Creative tools already exist to build dynamic ads, but the problem is that very few of those tools are built alongside a media trading operation with a direct tie to a programmatic engine. A programmatic engine relies on data to improve targeting efficiency. Without ties to a programmatic engine, brands may be reaching the right consumer -- but the messaging might be irrelevant to that specific person. For instance, a consumer who recently purchased a car wouldn't be interested in seeing and ad from an automaker, but would be interested in creative that focused on service offers, tires, or accessories.
Additionally, agencies and brands select their media buying teams separately from their creative teams, resulting in each team working independently, with no strategic collaboration. Typically, ads are created by a creative agency and then handed off to media buyers who are limited in the creative optimizations that can be made from that point moving forward.

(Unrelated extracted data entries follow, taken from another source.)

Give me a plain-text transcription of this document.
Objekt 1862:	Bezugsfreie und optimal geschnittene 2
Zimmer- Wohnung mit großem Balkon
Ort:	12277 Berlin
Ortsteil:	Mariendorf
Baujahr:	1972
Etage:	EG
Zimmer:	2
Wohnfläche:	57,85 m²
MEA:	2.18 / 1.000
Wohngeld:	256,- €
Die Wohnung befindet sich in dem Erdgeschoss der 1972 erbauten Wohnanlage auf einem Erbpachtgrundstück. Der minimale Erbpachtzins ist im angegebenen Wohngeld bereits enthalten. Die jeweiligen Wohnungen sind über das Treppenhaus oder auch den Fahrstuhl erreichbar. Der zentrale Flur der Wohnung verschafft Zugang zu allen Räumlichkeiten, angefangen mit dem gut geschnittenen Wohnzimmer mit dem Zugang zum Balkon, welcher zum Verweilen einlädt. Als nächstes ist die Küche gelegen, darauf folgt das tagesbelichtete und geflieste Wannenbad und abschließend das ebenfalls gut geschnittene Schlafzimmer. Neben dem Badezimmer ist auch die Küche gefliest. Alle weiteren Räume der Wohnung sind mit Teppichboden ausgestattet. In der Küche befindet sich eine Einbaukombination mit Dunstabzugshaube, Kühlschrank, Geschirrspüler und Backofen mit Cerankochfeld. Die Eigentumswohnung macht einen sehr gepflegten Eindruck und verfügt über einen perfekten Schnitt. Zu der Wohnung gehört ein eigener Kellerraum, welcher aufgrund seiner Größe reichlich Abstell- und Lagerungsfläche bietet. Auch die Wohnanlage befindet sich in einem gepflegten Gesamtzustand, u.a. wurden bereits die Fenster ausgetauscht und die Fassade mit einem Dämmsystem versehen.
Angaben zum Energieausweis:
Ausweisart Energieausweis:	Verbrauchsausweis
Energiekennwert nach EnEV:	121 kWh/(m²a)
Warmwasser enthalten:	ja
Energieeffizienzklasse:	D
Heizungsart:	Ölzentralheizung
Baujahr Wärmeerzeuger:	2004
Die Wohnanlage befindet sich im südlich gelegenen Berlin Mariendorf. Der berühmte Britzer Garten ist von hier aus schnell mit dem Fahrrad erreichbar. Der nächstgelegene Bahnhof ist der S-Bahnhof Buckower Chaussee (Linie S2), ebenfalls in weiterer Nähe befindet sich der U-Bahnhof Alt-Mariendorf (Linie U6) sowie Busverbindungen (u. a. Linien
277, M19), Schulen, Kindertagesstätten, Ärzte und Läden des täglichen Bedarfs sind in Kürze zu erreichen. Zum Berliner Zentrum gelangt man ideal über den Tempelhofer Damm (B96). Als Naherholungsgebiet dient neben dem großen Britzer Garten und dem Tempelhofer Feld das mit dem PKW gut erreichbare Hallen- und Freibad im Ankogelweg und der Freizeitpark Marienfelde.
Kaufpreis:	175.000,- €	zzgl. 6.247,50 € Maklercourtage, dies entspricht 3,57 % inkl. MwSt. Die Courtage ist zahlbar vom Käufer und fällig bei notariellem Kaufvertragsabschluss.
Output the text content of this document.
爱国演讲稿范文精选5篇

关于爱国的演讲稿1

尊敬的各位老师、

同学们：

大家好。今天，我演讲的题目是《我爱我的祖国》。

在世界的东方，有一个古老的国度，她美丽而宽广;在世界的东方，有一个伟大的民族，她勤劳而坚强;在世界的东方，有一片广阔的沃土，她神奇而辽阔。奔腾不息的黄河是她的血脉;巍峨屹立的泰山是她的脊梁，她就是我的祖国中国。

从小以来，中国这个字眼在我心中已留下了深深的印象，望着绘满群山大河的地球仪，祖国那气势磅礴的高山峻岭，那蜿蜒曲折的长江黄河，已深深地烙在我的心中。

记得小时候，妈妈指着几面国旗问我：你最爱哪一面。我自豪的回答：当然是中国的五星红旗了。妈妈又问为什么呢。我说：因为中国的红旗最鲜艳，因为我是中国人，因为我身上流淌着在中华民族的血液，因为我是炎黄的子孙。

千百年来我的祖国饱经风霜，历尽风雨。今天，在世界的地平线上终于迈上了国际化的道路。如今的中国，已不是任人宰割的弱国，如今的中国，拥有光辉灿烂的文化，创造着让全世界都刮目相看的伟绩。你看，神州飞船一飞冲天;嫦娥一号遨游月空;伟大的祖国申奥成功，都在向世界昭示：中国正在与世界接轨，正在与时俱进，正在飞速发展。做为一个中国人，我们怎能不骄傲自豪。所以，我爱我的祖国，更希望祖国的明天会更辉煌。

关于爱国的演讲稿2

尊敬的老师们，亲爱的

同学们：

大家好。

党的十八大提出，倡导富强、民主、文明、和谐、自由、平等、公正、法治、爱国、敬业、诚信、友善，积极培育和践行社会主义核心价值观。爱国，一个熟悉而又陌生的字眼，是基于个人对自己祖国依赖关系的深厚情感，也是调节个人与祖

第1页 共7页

A solution to improve creative lies in the massive amount of data that programmatic provides marketers. Creative tools should access the same data that media buyers and traders use to select the appropriate channels and strategies for a campaign. Additional data can decipher which types of imagery and messages resonate with a consumer, and should be leveraged to deliver effective creative. Programmatic creative allows marketers to have success in both performance and brand impact.
A major advantage of programmatic creative is the dynamic and sequential messaging that is influenced by rich-data signals. These rich-data signals, including weather, social media data, and purchase history, are usually used to improve targeting. However, the signals can also be used to adjust creative to better fit the person viewing the ad.
For example, an ad can dynamically change based on a consumer’s past purchase data or browsing history, personalizing it for added impact. Serving an ad for a product similar to something the consumer has already researched makes it more likely to likely to attract the consumer's eye.
The goal for programmatic creative should be a successful, two-way conversation with customers through easy changes in assets that avoid lengthy approval processes and wasted budgets. Rather than continuing to isolate the buying process from the creative process, marketers should streamline the two, optimizing data for both messaging and targeting purposes.